Treatments for Different Instruments
Forwards, swaps, purchased options, and similar derivative contracts are treated differently depending on their characteristics. For example:
- Interest Rate Contracts: Single-currency interest rate and basis swaps, forward rate agreements, interest rate futures, and options receive a special treatment.
- Foreign Exchange Rate Contracts: Cross-country interest rate swaps, forward foreign exchange contracts, currency futures, and options are treated similarly to gold contracts.
- Precious Metals (Other than Gold) Contracts: Such as those involving platinum or silver, are weighted differently based on the category of counterparty.
Netting Arrangements
Banks can apply for netting arrangements to reduce their credit risk exposure. To qualify, a bank must demonstrate that it has:
- A Legally Enforceable Contract with its counterparties.

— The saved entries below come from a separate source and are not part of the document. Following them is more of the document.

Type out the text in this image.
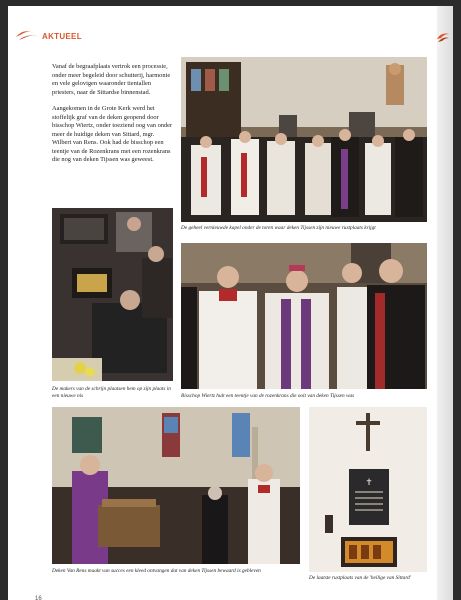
AKTUEEL

Vanaf de begraafplaats vertrok een processie, onder meer begeleid door schutterij, harmonie en vele gelovigen waaronder tientallen priesters, naar de Sittardse binnenstad.

Aangekomen in de Grote Kerk werd het stoffelijk graf van de deken geopend door bisschop Wiertz, onder toeziend oog van onder meer de huidige deken van Sittard, mgr. Wilbert van Rens. Ook had de bisschop een teentje van de Rozenkrans met een rozenkrans die nog van deken Tijssen was geweest.

De geheel vernieuwde kapel onder de toren waar deken Tijssen zijn nieuwe rustplaats krijgt
De makers van de schrijn plaatsen hem op zijn plaats in een nieuwe nis	Bisschop Wiertz hult een teentje van de rozenkrans die ooit van deken Tijssen was
Deken Van Rens maakt van succes een kleed ontvangen dat van deken Tijssen bewaard is gebleven
✝
De laatste rustplaats van de 'heilige van Sittard'
16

- Written and Reasoned Legal Opinions from reputable law firms confirming the validity of the netting arrangement under relevant laws.

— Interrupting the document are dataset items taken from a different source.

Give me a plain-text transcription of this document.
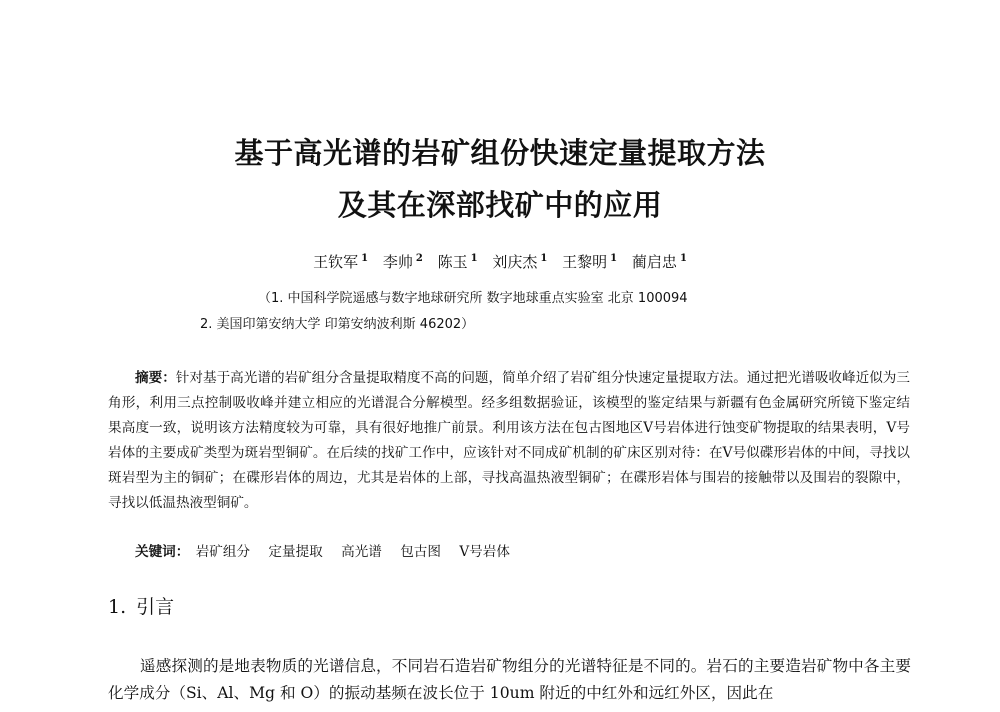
基于高光谱的岩矿组份快速定量提取方法
及其在深部找矿中的应用
王钦军 $^1$ 李帅 $^2$ 陈玉 $^1$ 刘庆杰 $^1$ 王黎明 $^1$ 蔺启忠 $^1$
（1. 中国科学院遥感与数字地球研究所 数字地球重点实验室 北京 100094
2. 美国印第安纳大学 印第安纳波利斯 46202）

摘要：针对基于高光谱的岩矿组分含量提取精度不高的问题，简单介绍了岩矿组分快速定量提取方法。通过把光谱吸收峰近似为三角形，利用三点控制吸收峰并建立相应的光谱混合分解模型。经多组数据验证，该模型的鉴定结果与新疆有色金属研究所镜下鉴定结果高度一致，说明该方法精度较为可靠，具有很好地推广前景。利用该方法在包古图地区Ⅴ号岩体进行蚀变矿物提取的结果表明，Ⅴ号岩体的主要成矿类型为斑岩型铜矿。在后续的找矿工作中，应该针对不同成矿机制的矿床区别对待：在Ⅴ号似碟形岩体的中间，寻找以斑岩型为主的铜矿；在碟形岩体的周边，尤其是岩体的上部，寻找高温热液型铜矿；在碟形岩体与围岩的接触带以及围岩的裂隙中，寻找以低温热液型铜矿。

关键词： 岩矿组分 定量提取 高光谱 包古图 Ⅴ号岩体
1. 引言

遥感探测的是地表物质的光谱信息，不同岩石造岩矿物组分的光谱特征是不同的。岩石的主要造岩矿物中各主要化学成分（Si、Al、Mg 和 O）的振动基频在波长位于 10um 附近的中红外和远红外区，因此在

- Procedures in Place to review changes in relevant laws.
Risk Weighting
Credit equivalent amounts are weighted based on the category of counterparty, similar to on-balance sheet items. For example:
- 0%: Cash, guarantees, or government securities.
- 20%: Securities issued by multilateral development banks.
- 50%: Local government guarantees.
Add-ons and Notional Amounts
The add-on amount is calculated based on the notional principal amount of the contract. In cases where the notional amount is leveraged or enhanced, the bank must use the effective notional amount to ensure accurate calculations.
Conclusion
Regulators have introduced new guidelines for calculating credit risk exposure related to forwards, swaps, and similar derivative contracts. Banks must carefully review these guidelines and adjust their risk management strategies accordingly to maintain financial stability.
Note: This article is conditionally cancelled, meaning that it may be updated or removed at any time without notice.